RBI rate hike will bring down inflation and growth
The RBI surprised markets by raising the repo rate by 50bps in its policy review today. The end of fiscal year forecasts does not really give comfort on RBI’s reading of the economy. Inflation as measured by the WPI (Wholesale Price Index) is expected to end the fiscal year 2011-12 at 7% which is revised upwards from 6%. GDP growth expectations for 2011-12 is unrevised at around 8% levels while credit growth target is brought down by 1% from 19% to 18%. The optics of the move implies that RBI wants to being down aggregate demand in the country to curb inflation expectations, However falling aggregate demand will not hurt GDP growth nor will it bring down inflation as per the RBI.
The big bang rate hike of 50bps has hit the markets hard. Benchmark stock indices, the Nifty and Sensex are down by more than 1.5% while ten year benchmark bond yields have gone up by 10bps. The markets were expecting a 25bps hike with an indication of a pause in rate hikes and instead got a 50bps rate hike with no indication of a pause. The short term trend of the markets is down with both equities and bonds suffering from the jolt.
In the medium term the markets will have to assess the course of inflation, the course of the economy and potential moves by the RBI. The RBI’s chart of inflation is that inflation will remain at 9% plus levels till end of calendar year 2011 and then trend down towards 7%. The markets will have to question this assumption as the RBI forecasts on inflation have been wrong for over the full of last year. If the RBI can get inflation wrong on the way up it can get in wrong on the way down.

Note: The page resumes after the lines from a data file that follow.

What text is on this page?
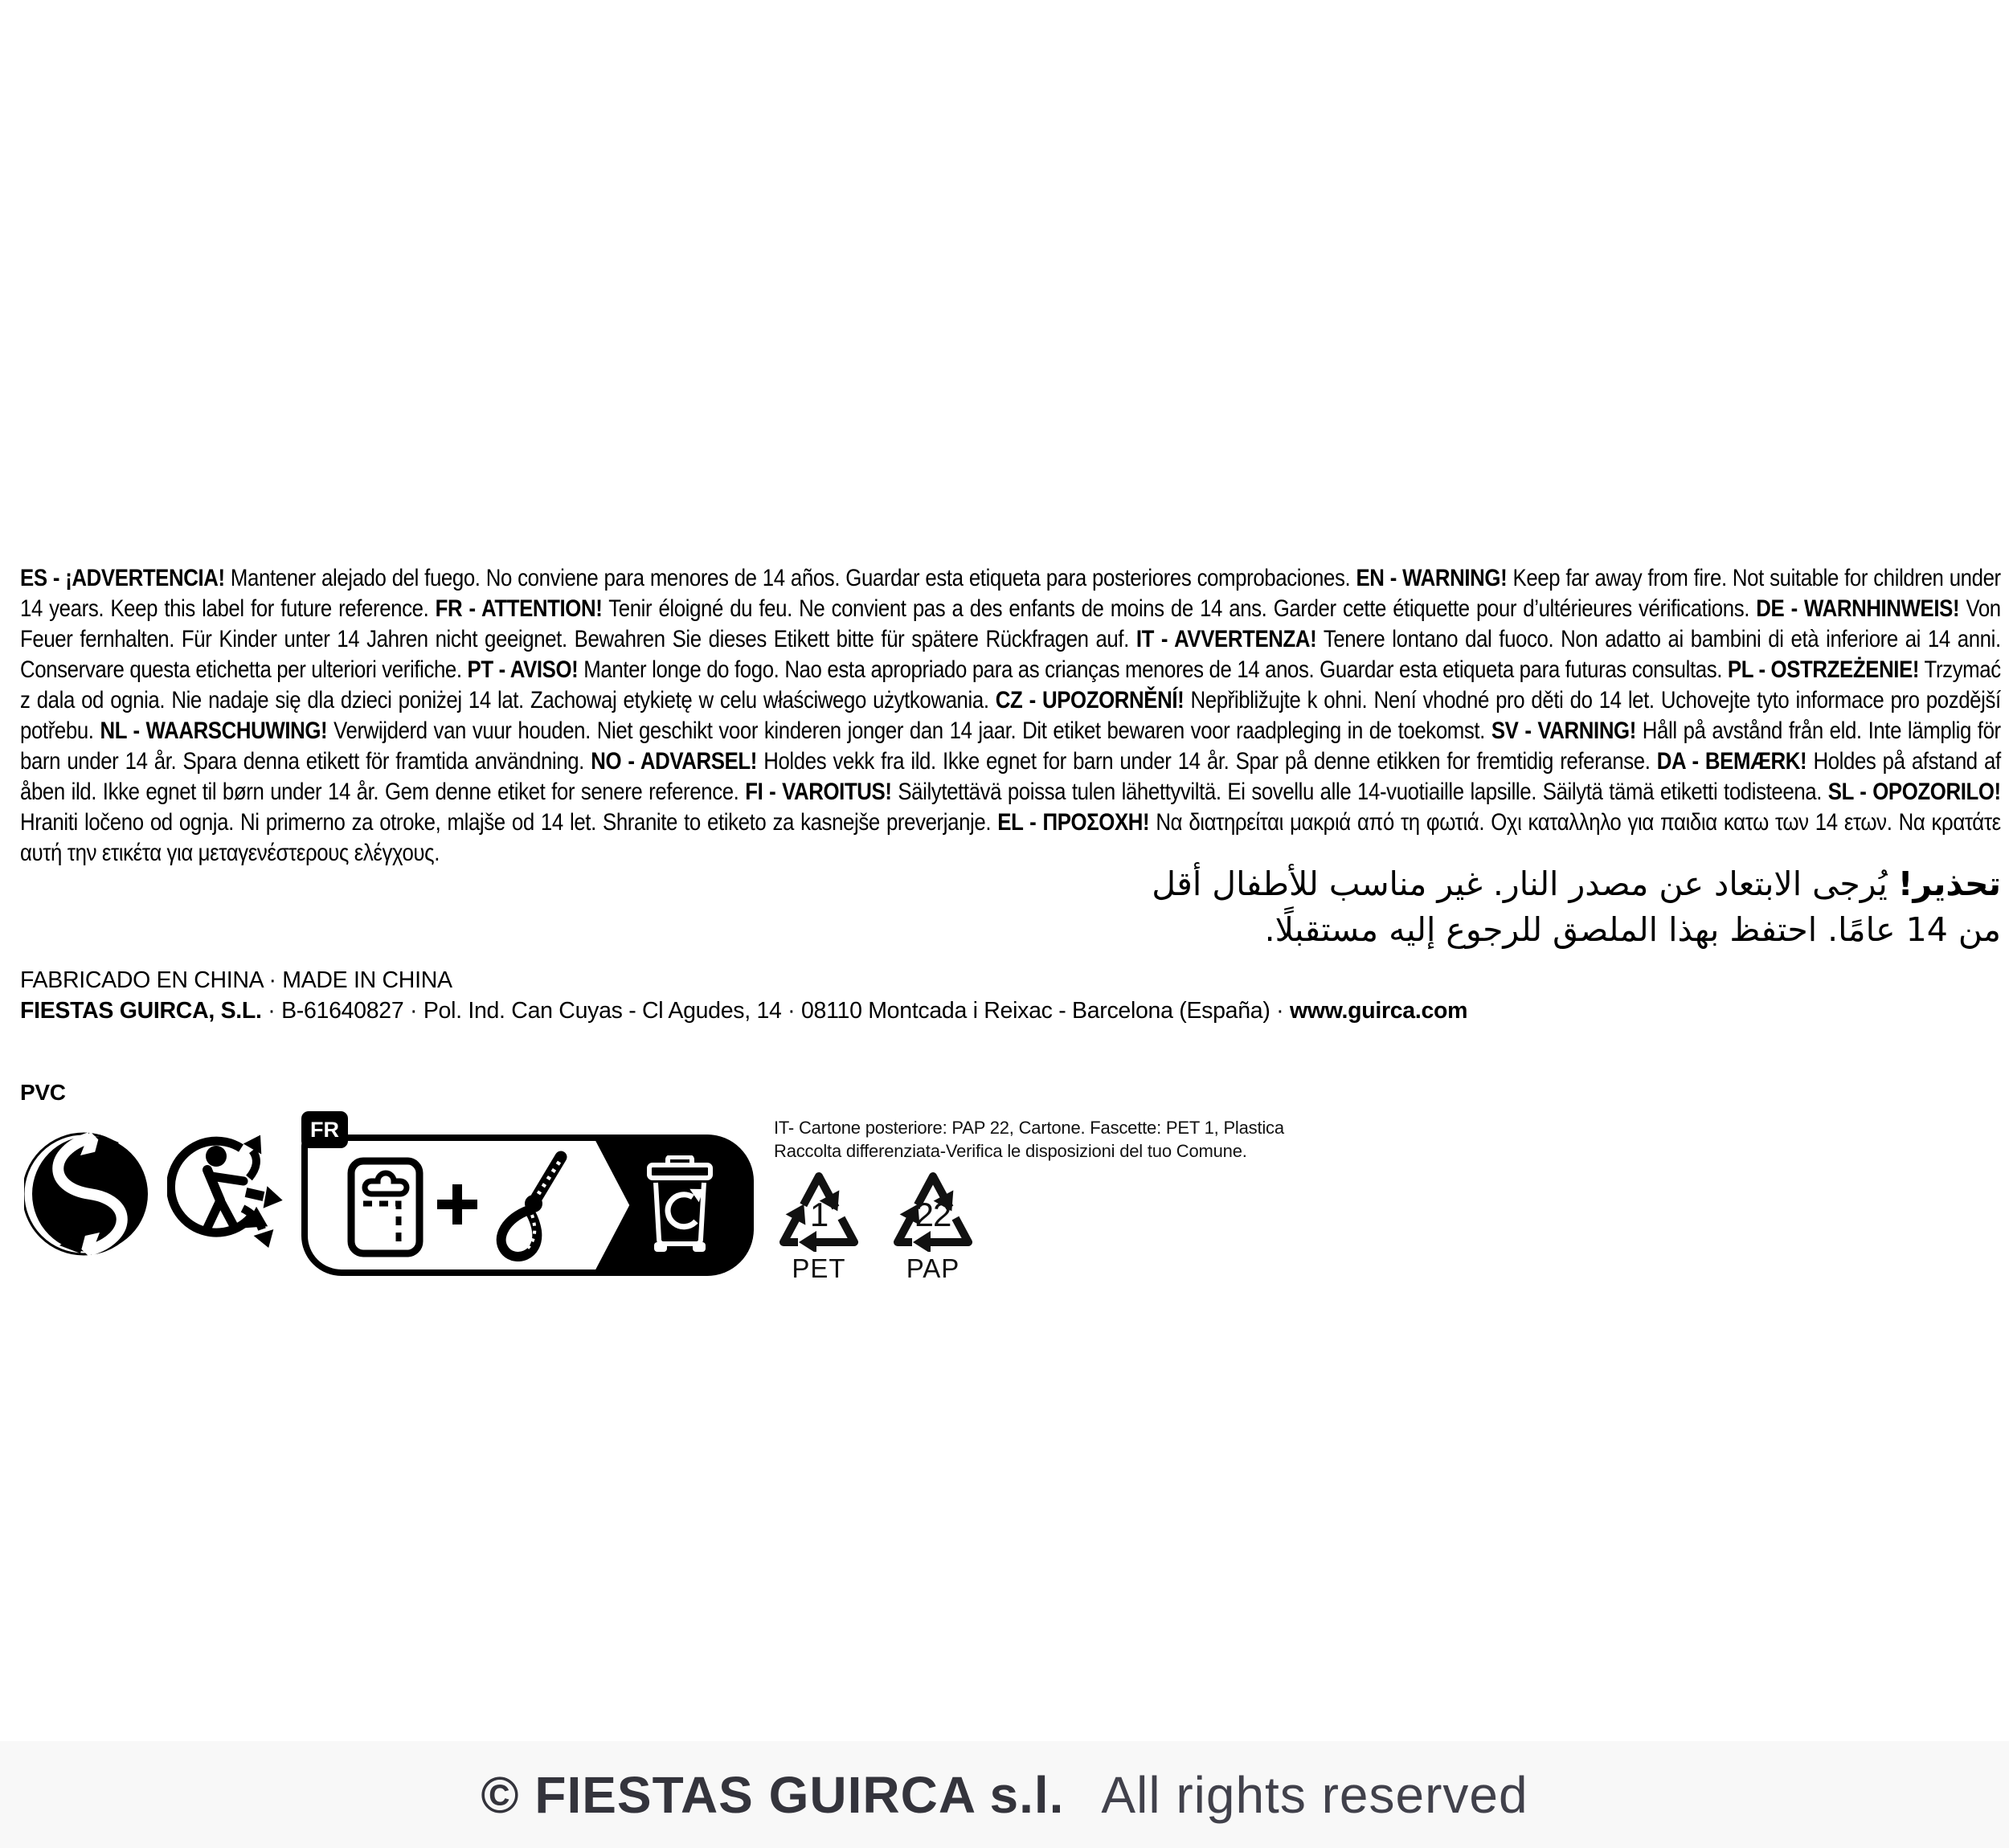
ES - ¡ADVERTENCIA! Mantener alejado del fuego. No conviene para menores de 14 años. Guardar esta etiqueta para posteriores comprobaciones. EN - WARNING! Keep far away from fire. Not suitable for children under 14 years. Keep this label for future reference. FR - ATTENTION! Tenir éloigné du feu. Ne convient pas a des enfants de moins de 14 ans. Garder cette étiquette pour d’ultérieures vérifications. DE - WARNHINWEIS! Von Feuer fernhalten. Für Kinder unter 14 Jahren nicht geeignet. Bewahren Sie dieses Etikett bitte für spätere Rückfragen auf. IT - AVVERTENZA! Tenere lontano dal fuoco. Non adatto ai bambini di età inferiore ai 14 anni. Conservare questa etichetta per ulteriori verifiche. PT - AVISO! Manter longe do fogo. Nao esta apropriado para as crianças menores de 14 anos. Guardar esta etiqueta para futuras consultas. PL - OSTRZEŻENIE! Trzymać z dala od ognia. Nie nadaje się dla dzieci poniżej 14 lat. Zachowaj etykietę w celu właściwego użytkowania. CZ - UPOZORNĚNÍ! Nepřibližujte k ohni. Není vhodné pro děti do 14 let. Uchovejte tyto informace pro pozdější potřebu. NL - WAARSCHUWING! Verwijderd van vuur houden. Niet geschikt voor kinderen jonger dan 14 jaar. Dit etiket bewaren voor raadpleging in de toekomst. SV - VARNING! Håll på avstånd från eld. Inte lämplig för barn under 14 år. Spara denna etikett för framtida användning. NO - ADVARSEL! Holdes vekk fra ild. Ikke egnet for barn under 14 år. Spar på denne etikken for fremtidig referanse. DA - BEMÆRK! Holdes på afstand af åben ild. Ikke egnet til børn under 14 år. Gem denne etiket for senere reference. FI - VAROITUS! Säilytettävä poissa tulen lähettyviltä. Ei sovellu alle 14-vuotiaille lapsille. Säilytä tämä etiketti todisteena. SL - OPOZORILO! Hraniti ločeno od ognja. Ni primerno za otroke, mlajše od 14 let. Shranite to etiketo za kasnejše preverjanje. EL - ΠΡΟΣΟΧΗ! Να διατηρείται μακριά από τη φωτιά. Οχι καταλληλο για παιδια κατω των 14 ετων. Να κρατάτε αυτή την ετικέτα για μεταγενέστερους ελέγχους.
تحذير! يُرجى الابتعاد عن مصدر النار. غير مناسب للأطفال أقل
من 14 عامًا. احتفظ بهذا الملصق للرجوع إليه مستقبلًا.
FABRICADO EN CHINA · MADE IN CHINA
FIESTAS GUIRCA, S.L. · B-61640827 · Pol. Ind. Can Cuyas - Cl Agudes, 14 · 08110 Montcada i Reixac - Barcelona (España) · www.guirca.com
PVC
FR	IT- Cartone posteriore: PAP 22, Cartone. Fascette: PET 1, Plastica
Raccolta differenziata-Verifica le disposizioni del tuo Comune.
1
PET
22
PAP
© FIESTAS GUIRCA s.l. All rights reserved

The course of inflation will be charted by economic growth variables. RBI has forecast GDP growth at 8% levels despite rate hikes and rising inflation. The RBI itself has pointed out that investment demand is slowing down and it could be a worry down the line. The rate hike of 50bps will push banks to raise lending rates and this will work towards bringing down investment demand, which is already trending down. A slew of weakening trends in the IIP (Index of Industrial Production) which is trending at 5.7% growth levels in the first two months of this fiscal against 7.8% growth seen for the full year of 2010-11 will bring down growth expectations sharply. A global slowdown on worries of US unemployment, China inflation and growth fears and Eurozone debt will further bring down growth expectations.
The RBI has raised rates cumulatively by 125bps in the last three months. In this policy review it has mentioned that inflation remains a pre dominant concern but there are recognizable threats to growth as well. The RBI’s next review is in September when the monsoon would have done its course and there will be more data points on the trend of economic growth. It is unlikely that RBI will raise rates further unless there is a real threat to inflation in the form of commodity prices.
The RBI is being unrealistic in projecting steady economic growth and rising inflation expectations amidst a period of monetary tightening. Growth or inflation or both growth and inflation will have to come off.
Growth and inflation will come off as RBI maintains a tight policy regime despite signs of demand coming off. Inflation coming off is good for bonds but growth coming off will pressurize equity markets. However, if there are expectations that the next fiscal will see monetary policy loosening, equity markets will look up.